Nous ne sommes pas très au fait des affaires gouvernementales maliennes, en particulier des relations entre Koulouba et l’Élysée. Toutefois, nous savons par expérience que derrière les annonces souvent à l’emporte-pièce surtout en temps de crise et, reprises par les journalistes, les rapports entre dirigeants politiques sont plus subtils et les confidences du pouvoir aux journalistes ne sont jamais dénuées de calculs.
Il est évident que pour les hommes politiques et les militaires maliens, Paris n’a pas rempli son contrat de débarrasser le Mali de la menace djihadiste. C’était un impossible combat pour François Hollande et ses conseillers qui ne connaissaient rien à l’Afrique. Ils ont effectué, après l’opération Serval qui fut un ‘‘succès’’, une mauvaise analyse de la situation et, partant, ont pris de mauvaises décisions. Ils n’ont pas pris en compte la diversité ethnique et les diverses sensibilités des populations maliennes. D’où, l’expansion du djihadisme à travers le pays. Sans intelligence, ignorant volontairement l’aspect politique de la situation, ils ont tout misé sur l’option militaire en « mégotant » sur les moyens en hommes et matériels. Pour preuve, finalement l’appel aux moyens militaires américains et des États de l’Union Européenne en agitant le chiffon rouge du terrorisme. Ils ont sciemment ignoré l’incurie des dirigeants maliens. Ils ont pensé que les gouvernants maliens pouvaient être des rassembleurs et ont persisté malgré les évidences qui se sont faites rapidement jour.
Le divorce entre Paris et les militaires maliens arrivant au pouvoir après le coup d’état était donc inévitable.
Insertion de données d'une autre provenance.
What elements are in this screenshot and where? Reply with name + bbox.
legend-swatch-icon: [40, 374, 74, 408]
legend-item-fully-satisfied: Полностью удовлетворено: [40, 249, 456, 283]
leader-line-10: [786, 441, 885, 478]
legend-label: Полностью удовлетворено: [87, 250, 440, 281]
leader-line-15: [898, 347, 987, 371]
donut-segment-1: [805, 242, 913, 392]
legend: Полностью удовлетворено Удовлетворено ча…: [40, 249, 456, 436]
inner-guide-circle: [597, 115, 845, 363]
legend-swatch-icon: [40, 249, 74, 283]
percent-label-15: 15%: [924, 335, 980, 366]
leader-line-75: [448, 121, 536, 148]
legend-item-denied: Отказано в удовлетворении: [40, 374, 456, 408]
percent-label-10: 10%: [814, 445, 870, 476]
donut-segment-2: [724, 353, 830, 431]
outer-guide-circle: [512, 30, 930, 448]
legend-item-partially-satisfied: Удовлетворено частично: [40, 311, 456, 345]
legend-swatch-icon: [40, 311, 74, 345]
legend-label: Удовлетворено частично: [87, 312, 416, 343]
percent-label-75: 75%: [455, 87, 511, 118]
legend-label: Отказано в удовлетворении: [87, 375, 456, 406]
En effet, Paris et la communauté occidentale ne jurent que par leur modèle démocratique totalement inadapté aux réalités africaines, particulièrement au Mali en guerre. Or, toutes politiques de gouvernance qui ne sont pas harmonieuses et discordantes avec les valeurs et pratiques culturelles du pays sont nécessairement vouées à l’échec. Les politiques actuelles de la France n’ont pas amélioré la situation, au contraire.
C’est notre constat succinctement évoqué. Nous reconnaissons qu’il est toujours facile d’écrire l’histoire après coup et de trouver des responsables. Cependant, bien avant le début des crises que nous vivons, nous avons condamné la gestion misérable des affaires maliennes par nos gouvernants et proposé des solutions viables et durables.
Les réalités de la géopolitique nous obligent à vite réparer les relations non seulement entre le Mali et la CEDEAO, mais aussi entre notre pays et l’Europe qui sont stratégiques et nécessaires pour notre nation. Il est crucial que les relations retournent à la normale tout en prenant en compte les valeurs sociopolitiques des deux parties afin d’éviter un clash sanglant préjudiciable tant aux Maliens qu’aux Européens. De toute façon, les Européens ne seront pas très loin du Mali puisqu’il nous semble qu’ils veulent réarticuler leur dispositif autour de notre pays.
Bamako aurait fait appel au groupe Wagner, société militaire privée, dirigée par des proches du Président Russe. Les mercenaires n’y vont généralement pas de main morte. Leurs modes d’action sont plus brutaux que ceux d’une armée régulière. Peut-être serait-ce un bien, à court terme, pour conforter le pouvoir actuel qui dit avoir besoin de remettre de l’ordre dans le pays. Seul le temps nous dira quelle solution aurait dû l’emporter.